Ev Fisher

Profile
- Positions: Fullback, end

Personal information
- Born: March 1, 1914 Napa, California, U.S.
- Died: December 16, 1963 (age 49) San Carlos, California, U.S.
- Listed height: 5 ft 11 in (1.80 m)
- Listed weight: 205 lb (93 kg)

Career information
- High school: Santa Rose (CA)
- College: Santa Clara

Career history
- Chicago Cardinals (1938-1939); Pittsburgh Steelers (1940);
- Stats at Pro Football Reference

= Ev Fisher =

American football player (1914–1963)

Everett Earl "King" Fisher (March 1, 1914 - December 16, 1963) was an American football player.

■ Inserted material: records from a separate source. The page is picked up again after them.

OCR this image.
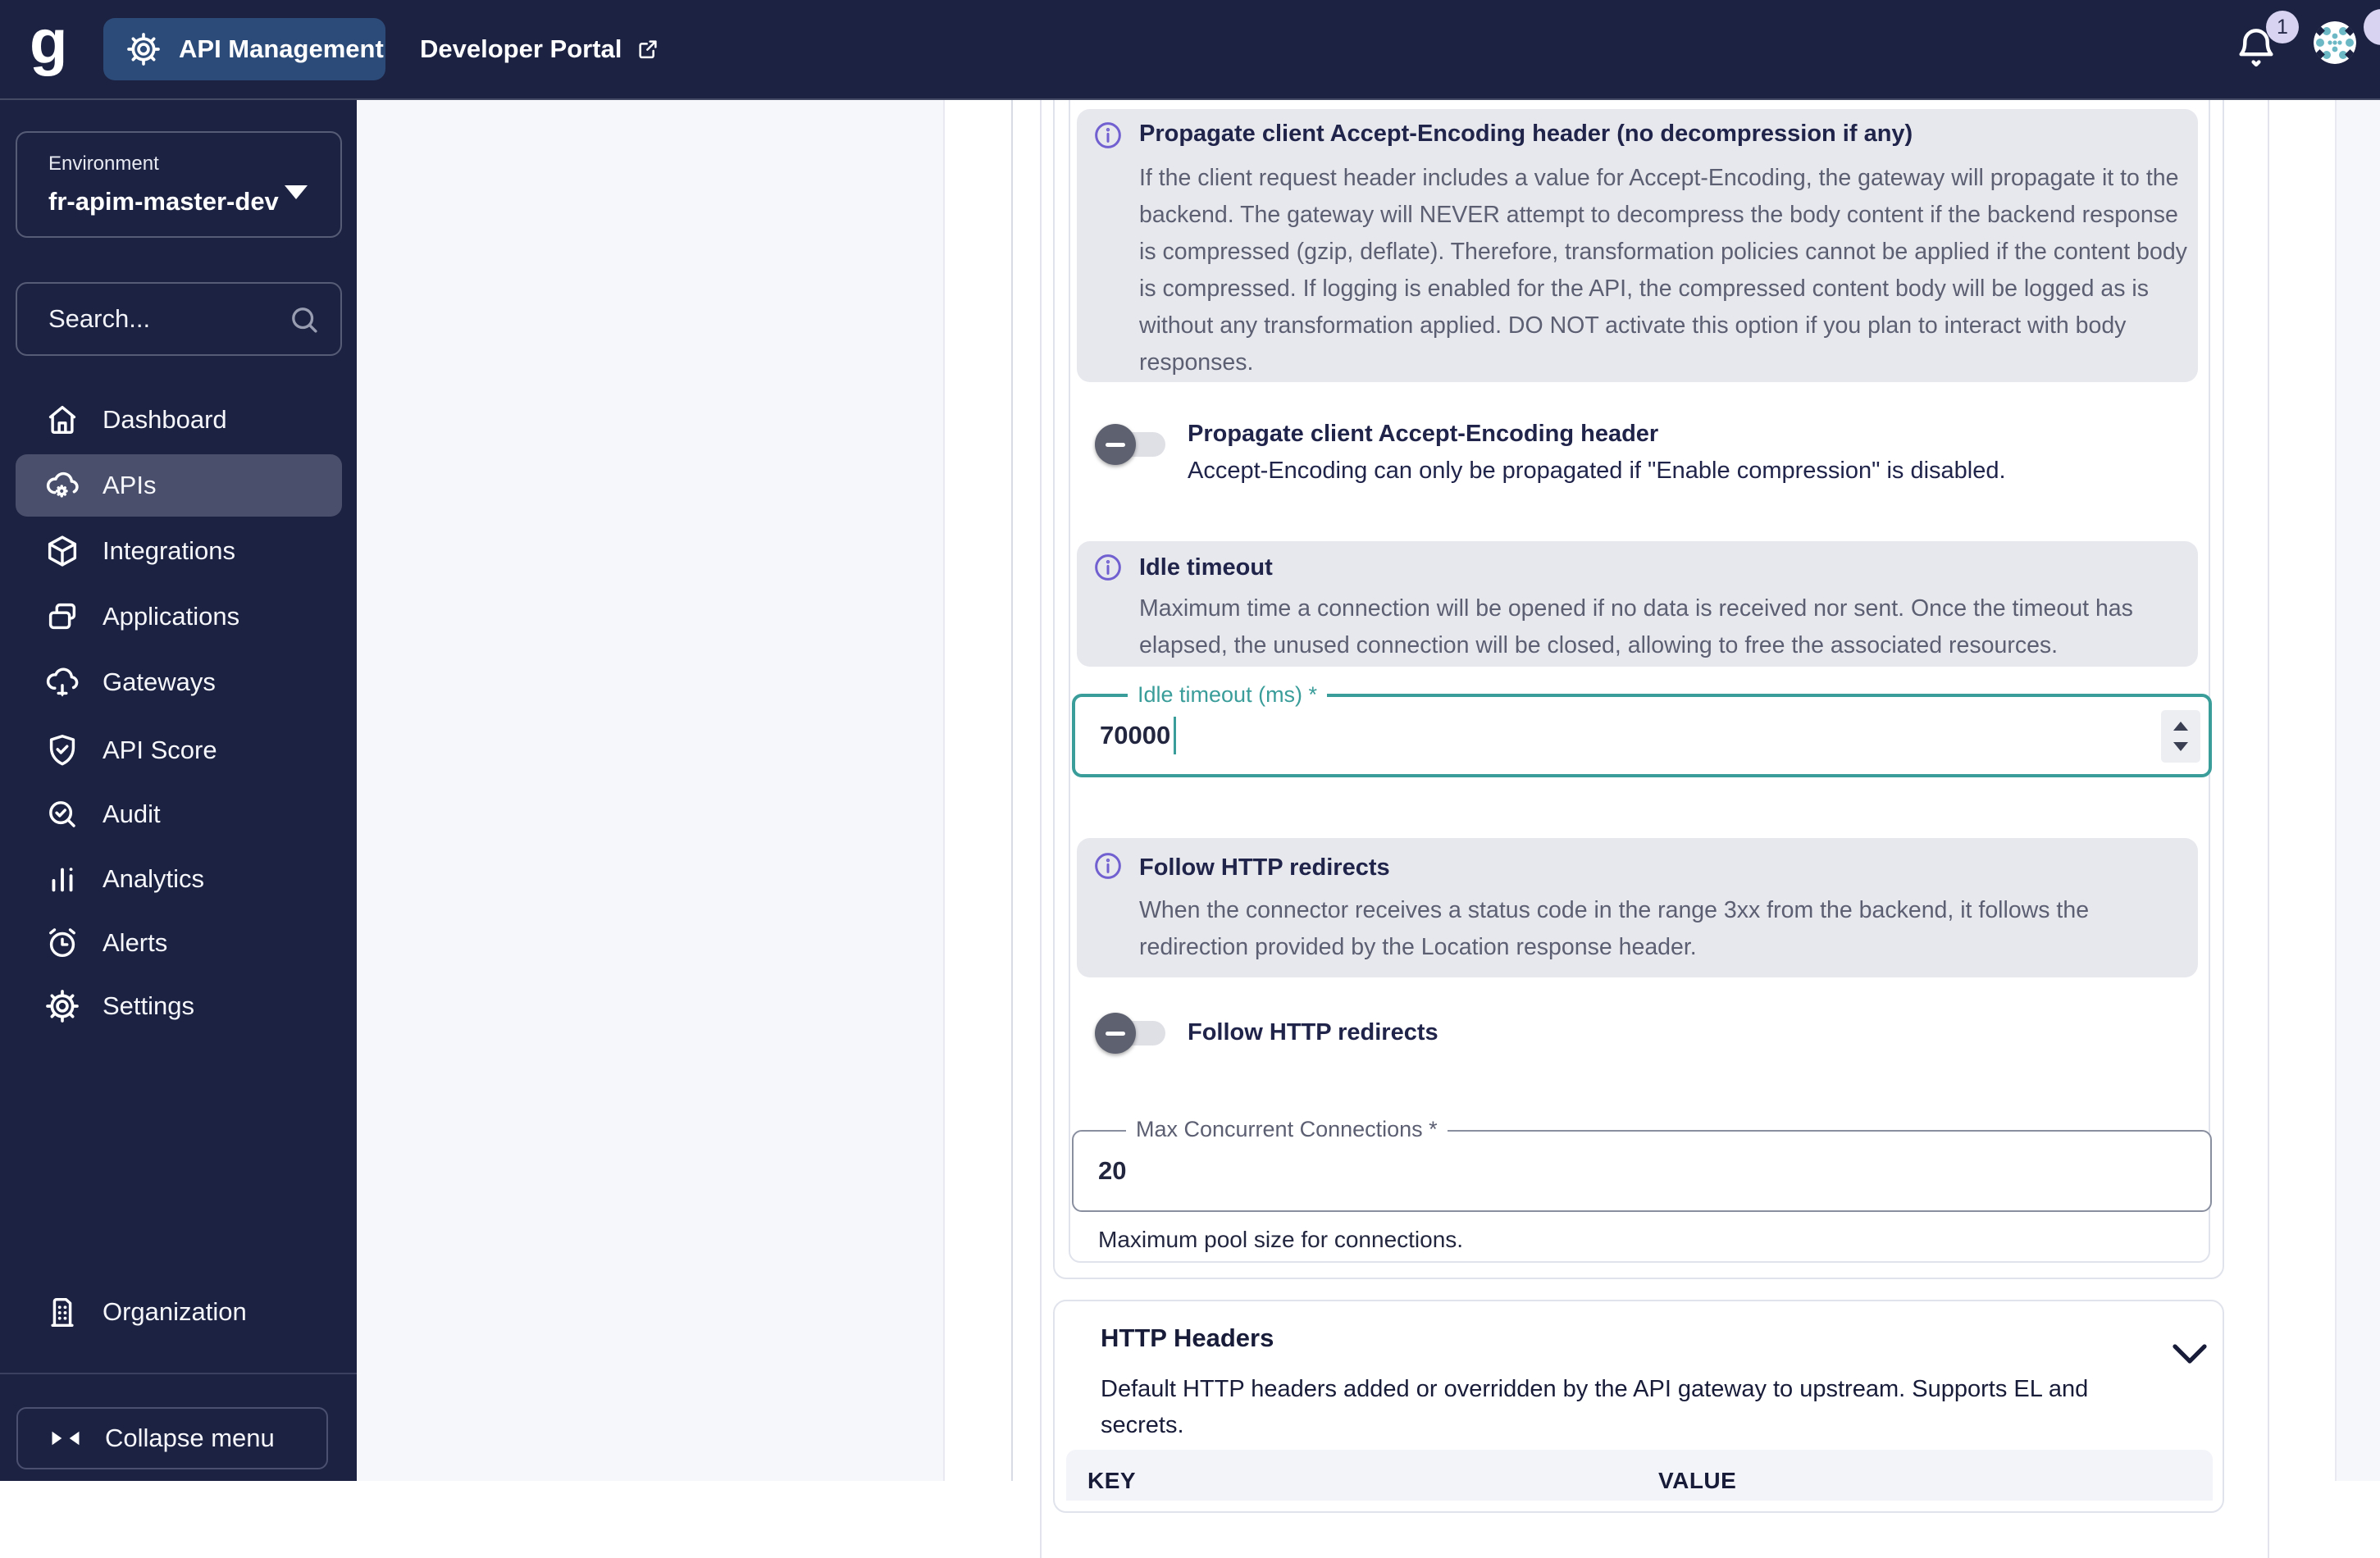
g	API Management Developer Portal
1
Environment
fr-apim-master-dev
Search...
Dashboard
APIs
Integrations
Applications
Gateways
API Score
Audit
Analytics
Alerts
Settings
Organization
Collapse menu
Propagate client Accept-Encoding header (no decompression if any)
If the client request header includes a value for Accept-Encoding, the gateway will propagate it to the backend. The gateway will NEVER attempt to decompress the body content if the backend response is compressed (gzip, deflate). Therefore, transformation policies cannot be applied if the content body is compressed. If logging is enabled for the API, the compressed content body will be logged as is without any transformation applied. DO NOT activate this option if you plan to interact with body responses.
Propagate client Accept-Encoding header
Accept-Encoding can only be propagated if "Enable compression" is disabled.
Idle timeout
Maximum time a connection will be opened if no data is received nor sent. Once the timeout has elapsed, the unused connection will be closed, allowing to free the associated resources.
Idle timeout (ms) *
70000
Follow HTTP redirects
When the connector receives a status code in the range 3xx from the backend, it follows the redirection provided by the Location response header.
Follow HTTP redirects
Max Concurrent Connections *
20
Maximum pool size for connections.
HTTP Headers
Default HTTP headers added or overridden by the API gateway to upstream. Supports EL and secrets.
KEY	VALUE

A native of Napa, California, he attended Santa Rosa High School and played college football for Santa Clara. He played for the 1936 and 1937 Santa Clara Broncos football teams that compiled a combined record of 17–1, including victories in back to back Sugar Bowl games. He then played professional football in the National Football League (NFL) for the Chicago Cardinals in 1938 and 1939, and for the Pittsburgh Steelers in 1940. He appeared in 26 NFL games as a blocking back and end.

After his playing career ended, Fisher studied education at Redlands University and became a teacher. In 1943, he was hired as the coach of the Honolulu Bears in the Hawaii Senior Football League. He continued as head coach at Honolulu through the end of October 1943.

Fisher died in 1963 at age 47 of an apparent heart attack at his home in San Carlos, California.